The doctrine of adoption is vital to a proper understanding of salvation. Too often, we as believers think of salvation as being limited to a single instant, that wonderful moment of regeneration. It’s the “walking the aisle” or “sinner’s prayer” mentality. When we do this, we shortchange the majesty of what God has done for us, ignoring every other aspect of the salvific process from predestination all the way through glorification, and everything in between. Every step of the salvific process is of equal magnitude—there is no one part more important than the other. This is because all the steps are bound together. A person cannot experience one without experiencing all. There is no regeneration without predestination. There is no glorification without sanctification. There is no adoption without justification, and so on, and so on.
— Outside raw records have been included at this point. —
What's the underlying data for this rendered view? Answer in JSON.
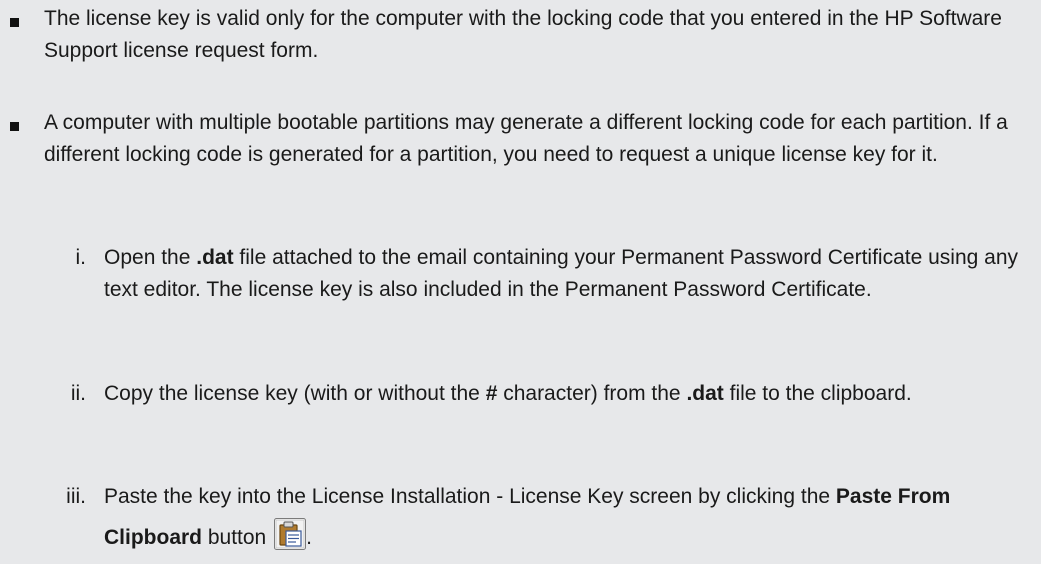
{
  "bullets": [
    {
      "text": "The license key is valid only for the computer with the locking code that you entered in the HP Software Support license request form."
    },
    {
      "text": "A computer with multiple bootable partitions may generate a different locking code for each partition. If a different locking code is generated for a partition, you need to request a unique license key for it."
    }
  ],
  "steps": [
    {
      "marker": "i.",
      "pre": "Open the ",
      "bold1": ".dat",
      "post": " file attached to the email containing your Permanent Password Certificate using any text editor. The license key is also included in the Permanent Password Certificate."
    },
    {
      "marker": "ii.",
      "pre": "Copy the license key (with or without the ",
      "bold1": "#",
      "mid": " character) from the ",
      "bold2": ".dat",
      "post": " file to the clipboard."
    },
    {
      "marker": "iii.",
      "pre": "Paste the key into the License Installation - License Key screen by clicking the ",
      "bold1": "Paste From Clipboard",
      "post": " button ",
      "end": ".",
      "icon": "paste-from-clipboard-icon"
    }
  ]
}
Romans 8:18-30 fleshes this out more clearly than perhaps anywhere else in the Bible:

18 For I consider that the sufferings of this present time are not worth comparing with the glory that is to be revealed to us. 19 For the creation waits with eager longing for the revealing of the sons of God.20 For the creation was subjected to futility, not willingly, but because of him who subjected it, in hope 21 that the creation itself will be set free from its bondage to corruption and obtain the freedom of the glory of the children of God. 22 For we know that the whole creation has been groaning together in the pains of childbirth until now. 23 And not only the creation, but we ourselves, who have the first fruits of the Spirit, groan inwardly as we wait eagerly for adoption as sons, the redemption of our bodies. 24 For in this hope we were saved. Now hope that is seen is not hope. For who hopes for what he sees? 25 But if we hope for what we do not see, we await for it with patience.
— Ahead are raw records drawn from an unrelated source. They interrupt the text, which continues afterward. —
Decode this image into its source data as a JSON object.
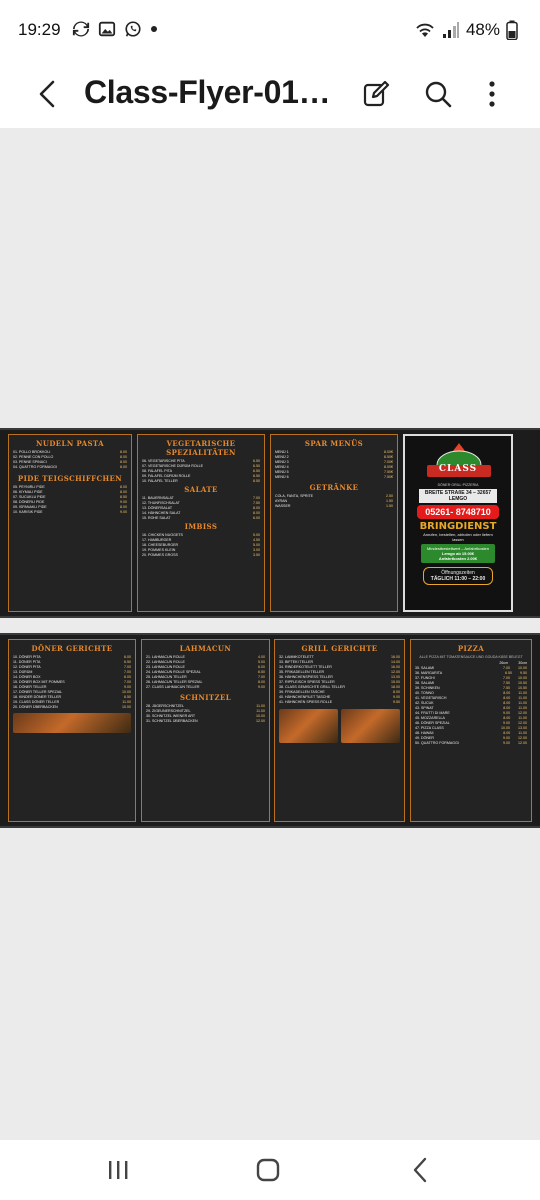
{
  "status": {
    "time": "19:29",
    "battery": "48%",
    "left_icons": [
      "sync-icon",
      "image-icon",
      "whatsapp-icon",
      "dot-icon"
    ],
    "right_icons": [
      "wifi-icon",
      "signal-icon",
      "battery-icon"
    ]
  },
  "appbar": {
    "title": "Class-Flyer-01…",
    "actions": [
      "edit-icon",
      "search-icon",
      "more-icon"
    ]
  },
  "flyer": {
    "top": {
      "panels": [
        {
          "title": "NUDELN PASTA",
          "items": [
            {
              "name": "01. POLLO BROKKOLI",
              "price": "8.00"
            },
            {
              "name": "02. PENNE CON POLLO",
              "price": "8.00"
            },
            {
              "name": "03. PENNE SPINACI",
              "price": "8.00"
            },
            {
              "name": "04. QUATTRO FORMAGGI",
              "price": "8.00"
            }
          ],
          "title2": "PIDE TEIGSCHIFFCHEN",
          "items2": [
            {
              "name": "05. PEYNIRLI PIDE",
              "price": "8.00"
            },
            {
              "name": "06. KIYMALI PIDE",
              "price": "8.00"
            },
            {
              "name": "07. SUCUKLU PIDE",
              "price": "8.50"
            },
            {
              "name": "08. DÖNERLI PIDE",
              "price": "9.00"
            },
            {
              "name": "09. ISPANAKLI PIDE",
              "price": "8.00"
            },
            {
              "name": "10. KARISIK PIDE",
              "price": "9.00"
            }
          ]
        },
        {
          "title": "VEGETARISCHE SPEZIALITÄTEN",
          "items": [
            {
              "name": "06. VEGETARISCHE PITA",
              "price": "6.50"
            },
            {
              "name": "07. VEGETARISCHE DÜRÜM ROLLE",
              "price": "6.50"
            },
            {
              "name": "08. FALAFEL PITA",
              "price": "6.50"
            },
            {
              "name": "09. FALAFEL DÜRÜM ROLLE",
              "price": "6.50"
            },
            {
              "name": "10. FALAFEL TELLER",
              "price": "8.50"
            }
          ],
          "title2": "SALATE",
          "items2": [
            {
              "name": "11. BAUERNSALAT",
              "price": "7.00"
            },
            {
              "name": "12. THUNFISCHSALAT",
              "price": "7.50"
            },
            {
              "name": "13. DÖNERSALAT",
              "price": "8.00"
            },
            {
              "name": "14. HÄHNCHEN SALAT",
              "price": "8.00"
            },
            {
              "name": "15. ROHE SALAT",
              "price": "6.00"
            }
          ],
          "title3": "IMBISS",
          "items3": [
            {
              "name": "16. CHICKEN NUGGETS",
              "price": "5.00"
            },
            {
              "name": "17. HAMBURGER",
              "price": "4.50"
            },
            {
              "name": "18. CHEESEBURGER",
              "price": "5.00"
            },
            {
              "name": "19. POMMES KLEIN",
              "price": "3.00"
            },
            {
              "name": "20. POMMES GROSS",
              "price": "3.50"
            }
          ]
        },
        {
          "title": "SPAR MENÜS",
          "items": [
            {
              "name": "MENÜ 1",
              "price": "8.00€"
            },
            {
              "name": "MENÜ 2",
              "price": "8.50€"
            },
            {
              "name": "MENÜ 3",
              "price": "7.00€"
            },
            {
              "name": "MENÜ 4",
              "price": "8.00€"
            },
            {
              "name": "MENÜ 5",
              "price": "7.50€"
            },
            {
              "name": "MENÜ 6",
              "price": "7.50€"
            }
          ],
          "title2": "GETRÄNKE",
          "items2": [
            {
              "name": "COLA, FANTA, SPRITE",
              "price": "2.50"
            },
            {
              "name": "AYRAN",
              "price": "1.50"
            },
            {
              "name": "WASSER",
              "price": "1.50"
            }
          ]
        }
      ],
      "logo": {
        "brand": "CLASS",
        "tagline": "DÖNER·GRILL·PIZZERIA",
        "address": "BREITE STRAßE 34 – 32657 LEMGO",
        "phone": "05261- 8748710",
        "delivery": "BRINGDIENST",
        "delivery_sub": "Anrufen, bestellen, abholen oder liefern lassen",
        "min_order": "Mindestbestellwert – Anfahrtkosten",
        "min_order_2": "Lemgo ab 15.00€",
        "fee": "Anfahrtkosten 2.00€",
        "hours_label": "Öffnungszeiten",
        "hours": "TÄGLICH 11:00 – 22:00"
      }
    },
    "bottom": {
      "panels": [
        {
          "title": "DÖNER GERICHTE",
          "items": [
            {
              "name": "10. DÖNER PITA",
              "price": "6.00"
            },
            {
              "name": "11. DÖNER PITA",
              "price": "6.50"
            },
            {
              "name": "12. DÖNER PITA",
              "price": "7.00"
            },
            {
              "name": "13. DÜRÜM",
              "price": "7.00"
            },
            {
              "name": "14. DÖNER BOX",
              "price": "6.00"
            },
            {
              "name": "15. DÖNER BOX MIT POMMES",
              "price": "7.00"
            },
            {
              "name": "16. DÖNER TELLER",
              "price": "9.00"
            },
            {
              "name": "17. DÖNER TELLER SPEZIAL",
              "price": "10.00"
            },
            {
              "name": "18. KINDER DÖNER TELLER",
              "price": "6.50"
            },
            {
              "name": "19. CLASS DÖNER TELLER",
              "price": "11.00"
            },
            {
              "name": "20. DÖNER ÜBERBACKEN",
              "price": "10.00"
            }
          ]
        },
        {
          "title": "LAHMACUN",
          "items": [
            {
              "name": "21. LAHMACUN ROLLE",
              "price": "4.00"
            },
            {
              "name": "22. LAHMACUN ROLLE",
              "price": "5.00"
            },
            {
              "name": "23. LAHMACUN ROLLE",
              "price": "6.00"
            },
            {
              "name": "24. LAHMACUN ROLLE SPEZIAL",
              "price": "6.50"
            },
            {
              "name": "25. LAHMACUN TELLER",
              "price": "7.00"
            },
            {
              "name": "26. LAHMACUN TELLER SPEZIAL",
              "price": "8.00"
            },
            {
              "name": "27. CLASS LAHMACUN TELLER",
              "price": "9.00"
            }
          ],
          "title2": "SCHNITZEL",
          "items2": [
            {
              "name": "28. JÄGERSCHNITZEL",
              "price": "11.00"
            },
            {
              "name": "29. ZIGEUNERSCHNITZEL",
              "price": "11.00"
            },
            {
              "name": "30. SCHNITZEL WIENER ART",
              "price": "10.00"
            },
            {
              "name": "31. SCHNITZEL ÜBERBACKEN",
              "price": "12.00"
            }
          ]
        },
        {
          "title": "GRILL GERICHTE",
          "items": [
            {
              "name": "32. LAMMKOTELETT",
              "price": "16.00"
            },
            {
              "name": "33. BIFTEKI TELLER",
              "price": "14.00"
            },
            {
              "name": "34. RINDERKOTELETT TELLER",
              "price": "16.00"
            },
            {
              "name": "35. FRIKADELLEN TELLER",
              "price": "12.00"
            },
            {
              "name": "36. HÄHNCHENSPIESS TELLER",
              "price": "13.00"
            },
            {
              "name": "37. RIPFLEISCH SPIESS TELLER",
              "price": "15.00"
            },
            {
              "name": "38. CLASS GEMISCHTE GRILL TELLER",
              "price": "18.00"
            },
            {
              "name": "39. FRIKADELLEN TASCHE",
              "price": "8.00"
            },
            {
              "name": "40. HÄHNCHENFILET TASCHE",
              "price": "9.00"
            },
            {
              "name": "41. HÄHNCHEN SPIESS ROLLE",
              "price": "9.50"
            }
          ]
        },
        {
          "title": "PIZZA",
          "subtitle": "ALLE PIZZA MIT TOMATENSAUCE UND GOUDA KÄSE BELEGT",
          "size_headers": [
            "26cm",
            "30cm"
          ],
          "items": [
            {
              "name": "35. SALAMI",
              "p1": "7.00",
              "p2": "10.00"
            },
            {
              "name": "36. MARGARITA",
              "p1": "6.50",
              "p2": "9.50"
            },
            {
              "name": "37. FUNGHI",
              "p1": "7.00",
              "p2": "10.00"
            },
            {
              "name": "38. SALAMI",
              "p1": "7.50",
              "p2": "10.50"
            },
            {
              "name": "39. SCHINKEN",
              "p1": "7.50",
              "p2": "10.50"
            },
            {
              "name": "40. TONNO",
              "p1": "8.00",
              "p2": "11.00"
            },
            {
              "name": "41. VEGETARISCH",
              "p1": "8.00",
              "p2": "11.00"
            },
            {
              "name": "42. SUCUK",
              "p1": "8.00",
              "p2": "11.00"
            },
            {
              "name": "43. SPINAT",
              "p1": "8.00",
              "p2": "11.00"
            },
            {
              "name": "44. FRUTTI DI MARE",
              "p1": "9.00",
              "p2": "12.00"
            },
            {
              "name": "45. MOZZARELLA",
              "p1": "8.00",
              "p2": "11.00"
            },
            {
              "name": "46. DÖNER SPEZIAL",
              "p1": "9.00",
              "p2": "12.00"
            },
            {
              "name": "47. PIZZA CLASS",
              "p1": "10.00",
              "p2": "13.00"
            },
            {
              "name": "48. HAWAII",
              "p1": "8.00",
              "p2": "11.00"
            },
            {
              "name": "49. DÖNER",
              "p1": "9.00",
              "p2": "12.00"
            },
            {
              "name": "50. QUATTRO FORMAGGI",
              "p1": "9.00",
              "p2": "12.00"
            }
          ]
        }
      ]
    }
  },
  "navbar": {
    "buttons": [
      "recents-icon",
      "home-icon",
      "back-nav-icon"
    ]
  },
  "colors": {
    "accent": "#e8892a",
    "price": "#f4c46a",
    "phone_red": "#e51b1b",
    "green": "#2c8a2c"
  }
}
 26 Likewise the Spirit helps us in our weakness. For we do not know what to pray for as we ought, but the Spirit himself intercedes for us with groanings too deep for words. 27 And he who searches hearts knows what is the mind of the Spirit, because the Spirit intercedes for the saints according to the will of God. 28 And we know that for those who love God all things work together for good, for those who are called according to his purpose. 29 For those whom he foreknew he also predestined to be conformed to the image of his Son, in order that he might be the firstborn among many brothers. 30 And those whom he predestined he also called, and those whom he called he also justified, and those whom he justified he also glorified.
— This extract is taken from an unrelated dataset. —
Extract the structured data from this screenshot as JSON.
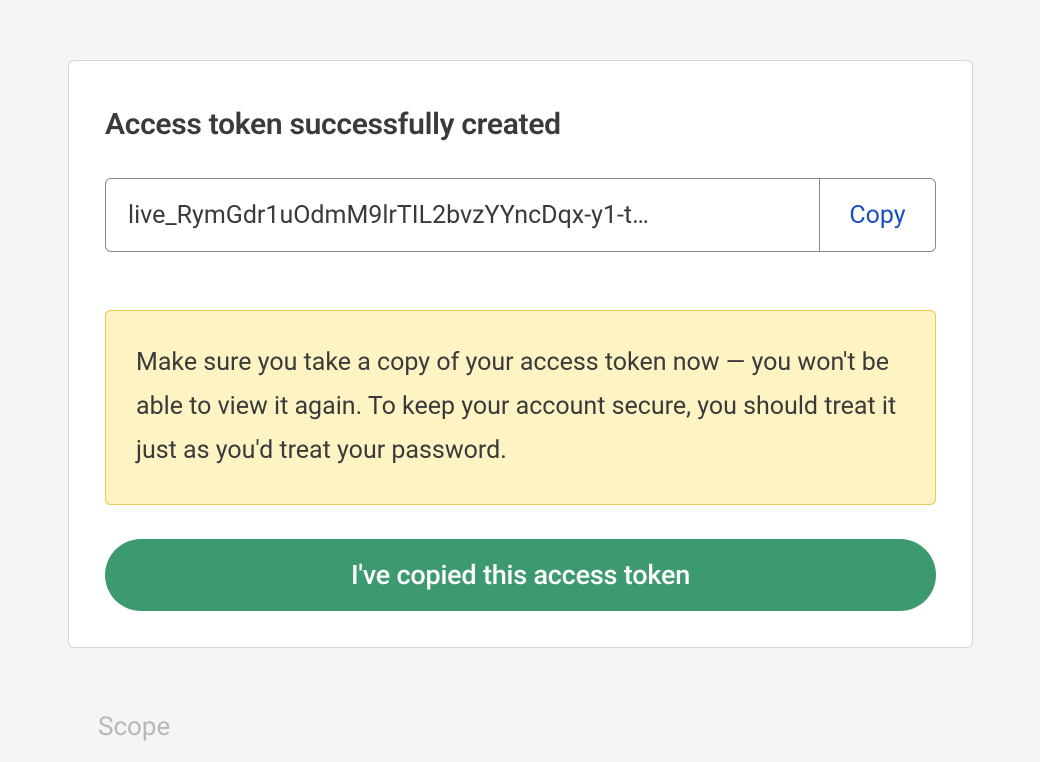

Understanding salvation as a process allows us to fully appreciate the magnitude of what God has done for us by sovereignly orchestrating His will to come to pass. When we are saved, we experience:

• Predestination – God’s gracious choice of a sinful people before the foundation of the world, based not on our merit, but on his good graces.
• Calling – An irresistible beckoning to come to the Father.
• Regeneration – That glorious moment when God grants saving faith and true repentance to an unwilling sinner, overcoming resistance to himself.
• Justification – God removing the guilt and penalties of sin through the substitutionary atonement of Christ.
• Reconciliation – God ending the separation caused by sin.
• Adoption –God inviting the sinner into his family, granting the full set of rights, privileges, and responsibilities that go along with it.
• Sanctification – The process of being made holy.
• Glorification – The final consummation of salvation, when God removes all effects of a fallen world from his people.

Understanding the theological significance behind the doctrine of adoption has been the key motivation for me wanting to adopt. While God first planted the seed of adoption in Emmie’s heart while she was working in Romanian orphanages before we even met, God planted the seed of adoption in my heart through coming to a fuller understanding of the gospel and salvation.

We both believe that physical adoption is a great metaphor for spiritual adoption. God graciously chose spiritual orphans who had done nothing to earn that favor and brought them into his family—completely and permanently. In a similar fashion, families who adopt choose a child with no family of his own and bring that child to share in the inheritance and commitment of family. It’s a beautiful portrait of God’s grace, and one that I would never have been open to without the gracious work of God in my own life. We have a strong hope in Christ that one day, He will adopt all of our children to be a part of his family. I thank God for the work he has done and pray that many more families will come to know the joy of adopting a child.